Она молча и нервно гладила его волосы, не зная, что сказать, не решаясь почему-то назвать его уменьшительными именами.
— Будет, что ли? — спросил он шутливо, отпуская руку.
Она притянула его близко-близко и, касаясь горячими губами уха, сказала совсем неожиданно:
— Какой ты хороший и… странный…
— Странный? — удивился Неретин.
— Да. Я живу здесь семь лет, а таких еще не видала.
"Чудит", — подумал Неретин, сразу принимая добродушно-насмешливый тон.
— А где я жил, там, надо полагать, здешние странными кажутся. Понятно?..
— Нет, все-таки… не то.
— И тебе, стало быть, без «таких» скучно тут было?
— Скучно…
— Чего ж ты не уехала?
Она хотела сослаться на какие-то тяжелые условия, но что-то взмыло к горлу изнутри, и, удивляясь себе, что может вымолвить это так спокойно, она сказала:
— У меня ведь ребенок был…
Сказала и запнулась.
— Ну, так что ж? — допытывался он. — У меня двое были. То есть не сам я рожал, надо думать, а были мои… — И так как она молчала, он добавил:
— Но если понадобится, я куда угодно поеду. Очень просто.

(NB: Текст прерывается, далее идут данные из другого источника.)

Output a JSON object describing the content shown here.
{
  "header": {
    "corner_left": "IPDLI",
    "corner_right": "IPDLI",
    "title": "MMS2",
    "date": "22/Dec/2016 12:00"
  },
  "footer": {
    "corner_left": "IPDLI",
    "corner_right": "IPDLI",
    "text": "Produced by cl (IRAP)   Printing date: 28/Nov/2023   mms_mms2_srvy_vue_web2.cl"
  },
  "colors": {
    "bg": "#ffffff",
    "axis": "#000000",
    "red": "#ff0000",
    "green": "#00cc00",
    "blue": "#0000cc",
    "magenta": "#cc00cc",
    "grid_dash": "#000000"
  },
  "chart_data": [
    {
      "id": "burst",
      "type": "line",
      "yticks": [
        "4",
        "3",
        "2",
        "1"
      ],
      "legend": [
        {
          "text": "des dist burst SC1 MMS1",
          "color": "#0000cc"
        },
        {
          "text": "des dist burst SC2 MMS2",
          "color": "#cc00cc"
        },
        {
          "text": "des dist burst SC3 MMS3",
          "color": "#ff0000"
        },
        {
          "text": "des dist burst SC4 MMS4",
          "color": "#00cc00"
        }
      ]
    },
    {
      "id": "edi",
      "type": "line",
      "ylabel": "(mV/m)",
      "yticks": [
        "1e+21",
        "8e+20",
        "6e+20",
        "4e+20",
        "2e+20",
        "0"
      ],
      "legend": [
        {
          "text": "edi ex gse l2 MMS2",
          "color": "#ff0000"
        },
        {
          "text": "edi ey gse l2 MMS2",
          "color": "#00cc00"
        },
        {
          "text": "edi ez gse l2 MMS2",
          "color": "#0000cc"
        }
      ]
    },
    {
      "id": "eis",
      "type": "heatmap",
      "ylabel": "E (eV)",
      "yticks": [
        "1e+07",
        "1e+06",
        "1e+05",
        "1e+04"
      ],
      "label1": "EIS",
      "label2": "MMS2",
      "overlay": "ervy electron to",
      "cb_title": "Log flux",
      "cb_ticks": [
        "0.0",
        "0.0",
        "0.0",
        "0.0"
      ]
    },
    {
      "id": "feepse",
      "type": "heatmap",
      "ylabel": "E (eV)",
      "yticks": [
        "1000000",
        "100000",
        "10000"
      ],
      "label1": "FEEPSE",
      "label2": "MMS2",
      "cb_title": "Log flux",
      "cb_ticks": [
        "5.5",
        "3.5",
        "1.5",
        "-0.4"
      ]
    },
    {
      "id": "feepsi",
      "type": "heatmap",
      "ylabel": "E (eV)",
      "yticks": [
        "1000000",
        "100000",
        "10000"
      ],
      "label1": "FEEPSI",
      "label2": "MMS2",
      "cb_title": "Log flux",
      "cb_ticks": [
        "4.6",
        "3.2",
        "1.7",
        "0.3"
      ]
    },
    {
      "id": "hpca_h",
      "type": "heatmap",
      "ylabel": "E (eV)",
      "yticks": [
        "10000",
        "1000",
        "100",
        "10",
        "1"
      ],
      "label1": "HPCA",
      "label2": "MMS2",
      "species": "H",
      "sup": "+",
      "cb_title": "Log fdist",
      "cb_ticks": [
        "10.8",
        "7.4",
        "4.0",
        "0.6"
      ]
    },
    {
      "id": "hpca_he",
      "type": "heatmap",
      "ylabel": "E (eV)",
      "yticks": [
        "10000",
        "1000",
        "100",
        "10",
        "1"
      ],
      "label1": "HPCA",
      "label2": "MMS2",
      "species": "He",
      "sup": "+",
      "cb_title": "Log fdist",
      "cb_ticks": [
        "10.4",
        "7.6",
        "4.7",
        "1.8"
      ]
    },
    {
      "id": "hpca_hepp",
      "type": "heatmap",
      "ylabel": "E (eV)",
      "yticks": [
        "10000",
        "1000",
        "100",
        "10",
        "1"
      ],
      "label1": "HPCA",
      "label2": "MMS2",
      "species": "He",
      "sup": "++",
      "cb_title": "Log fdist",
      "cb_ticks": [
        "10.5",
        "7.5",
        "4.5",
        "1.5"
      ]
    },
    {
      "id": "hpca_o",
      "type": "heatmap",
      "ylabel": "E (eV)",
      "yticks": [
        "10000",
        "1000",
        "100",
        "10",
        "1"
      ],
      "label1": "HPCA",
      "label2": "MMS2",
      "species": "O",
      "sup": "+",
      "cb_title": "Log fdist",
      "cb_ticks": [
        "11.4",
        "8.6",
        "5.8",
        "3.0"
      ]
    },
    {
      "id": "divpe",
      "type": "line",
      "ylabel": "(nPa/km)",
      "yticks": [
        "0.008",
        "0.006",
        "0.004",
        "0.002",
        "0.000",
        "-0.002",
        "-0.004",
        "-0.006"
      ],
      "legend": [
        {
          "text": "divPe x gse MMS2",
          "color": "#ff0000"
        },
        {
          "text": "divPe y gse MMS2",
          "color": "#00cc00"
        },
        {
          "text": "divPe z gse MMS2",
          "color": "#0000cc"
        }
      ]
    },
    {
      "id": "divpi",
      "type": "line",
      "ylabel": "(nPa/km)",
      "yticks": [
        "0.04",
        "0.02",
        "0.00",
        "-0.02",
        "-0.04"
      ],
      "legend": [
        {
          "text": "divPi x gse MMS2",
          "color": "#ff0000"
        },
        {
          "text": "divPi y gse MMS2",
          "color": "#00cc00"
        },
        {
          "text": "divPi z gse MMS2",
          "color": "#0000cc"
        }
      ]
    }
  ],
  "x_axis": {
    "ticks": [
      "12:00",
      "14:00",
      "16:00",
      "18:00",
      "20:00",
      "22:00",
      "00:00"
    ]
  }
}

Она заволновалась и попыталась приподняться на подушке.
— Лежи, лежи… — удержал он ее за плечо.
Она нервно передернула руками, соображая что-то, и наконец сказала:
— Тут целые дела… Когда-нибудь расскажу, не могу сейчас… Ошиблась я как-то, ну и… — Голос ее оборвался, и неожиданно для себя и для него она заплакала.
— Вот это уж зря, — сказал Неретин укоризненно, — на-ка полотенце.
Чувствуя прилив необычайной нежности, он стал сам обтирать ей слезы, впервые замечая, что руки у него грубые и жесткие, а пальцы немного кривые. Но от его уверенных и ласковых движений она успокоилась и даже улыбнулась.
— Видишь, какая я кислая, не то, что ты…
— Ничего, будешь со мной, пройдет. Я ведь простой. А рассказывать вообще не стоит — ерунда.
Неретин сидел еще долго. Служительница зажгла лампу и принесла ему чаю. Он выпил стаканов семь, удивляясь, куда они умещаются, и шутил по этому поводу. Минаева слушала его, и ей страстно хотелось выздороветь.
Только когда в церкви пробило двенадцать, он ушел. Ночь стояла сухая и вместе с тем странно тягучая и липкая не по-летнему. На западе огневел злато-сизый пояс горящего леса, а за ним плавилось заревом небо, как вогнутый лист раскаленного железа.
В лохматой голове Ивана — в этом луженом и крепком солдатском котелке — уже варились и кипели простые, обыденные мысли о работе.